Preoccupation with motherhood in the first year
The topics that occupy the mother of a newborn child or dominate new motherhood include:
1. Child growth and development - is she able to care for the child?
2. Mutual relationship - is she able to engage in an authentic emotional relationship with her child and does this engagement enable the child to develop as desired/expected?
3. Supportive environment - will the parents/partners/family know how to form/enable the necessary support system?
4. Identity reorganization - will the mother/father be able to change their own identity to enable and facilitate these functions?
Each topic consists of ideas, desires, fears, memories and motives that determine or influence maternal feelings, actions, interpretations, relationships with people around them and other forms of behavior.

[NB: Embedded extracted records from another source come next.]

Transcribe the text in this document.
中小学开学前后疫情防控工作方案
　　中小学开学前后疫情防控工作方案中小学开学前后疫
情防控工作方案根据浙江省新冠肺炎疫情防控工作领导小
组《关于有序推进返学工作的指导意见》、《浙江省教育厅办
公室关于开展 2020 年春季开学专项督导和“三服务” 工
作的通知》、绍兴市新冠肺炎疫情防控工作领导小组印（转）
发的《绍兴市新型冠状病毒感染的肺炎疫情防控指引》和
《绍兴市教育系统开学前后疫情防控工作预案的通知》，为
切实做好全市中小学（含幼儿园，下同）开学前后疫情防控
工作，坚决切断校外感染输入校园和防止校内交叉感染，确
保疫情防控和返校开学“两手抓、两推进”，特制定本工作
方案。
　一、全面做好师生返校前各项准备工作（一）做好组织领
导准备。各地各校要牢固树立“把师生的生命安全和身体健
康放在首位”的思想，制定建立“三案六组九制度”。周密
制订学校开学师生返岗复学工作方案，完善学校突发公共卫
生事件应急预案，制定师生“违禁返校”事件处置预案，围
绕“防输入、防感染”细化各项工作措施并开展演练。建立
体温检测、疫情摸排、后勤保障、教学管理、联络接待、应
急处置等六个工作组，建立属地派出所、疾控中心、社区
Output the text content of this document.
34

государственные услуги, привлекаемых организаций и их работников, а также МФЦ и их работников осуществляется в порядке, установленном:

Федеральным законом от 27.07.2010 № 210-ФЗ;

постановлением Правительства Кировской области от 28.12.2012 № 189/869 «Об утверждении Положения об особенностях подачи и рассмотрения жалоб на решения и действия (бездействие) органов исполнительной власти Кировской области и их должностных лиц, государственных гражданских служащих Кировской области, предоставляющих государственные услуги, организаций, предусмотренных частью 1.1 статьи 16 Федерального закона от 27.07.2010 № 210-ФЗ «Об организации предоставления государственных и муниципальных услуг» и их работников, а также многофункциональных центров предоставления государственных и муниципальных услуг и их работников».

Preoccupation with motherhood is not universal, nor is it innate. As a temporary psychological reorganization, it can last for months, sometimes years, and aims to provide the best matrix (base) for the new family member. There is indisputably a psychobiological and hormonal basis for the emergence of this organization, but it seems that socio-cultural factors can play a decisive role in how this psychobiological basis will manifest itself and how the mother's role will be defined. Also, a man may be able to develop, in a special way, such a psychological organization.
In order for a mother to create an appropriate and supportive environment (nest) for the child's development, she needs to feel sufficiently supported, valued, respected, to feel that she belongs to a new group of mothers, to feel competent (skilled) for this new function and role, to be confident in her partner or other people around her.
Historically, traditionally, the matrix once consisted of extended family with experienced women who helped the new mother, and later the mothers of a young child. Nowadays, the structure of the supportive nest is different - the father's role is more prominent, the role of the extended family is played down.
What is triggered by pregnancy continues with the birth of a child - it awakens memories of one's own childhood, relationship with one's own mother, and sparks the desire for reorganization (maturity) of that relationship. Participation in parenting schools organized from the second trimester of pregnancy helps in achieving the best possible reorganization.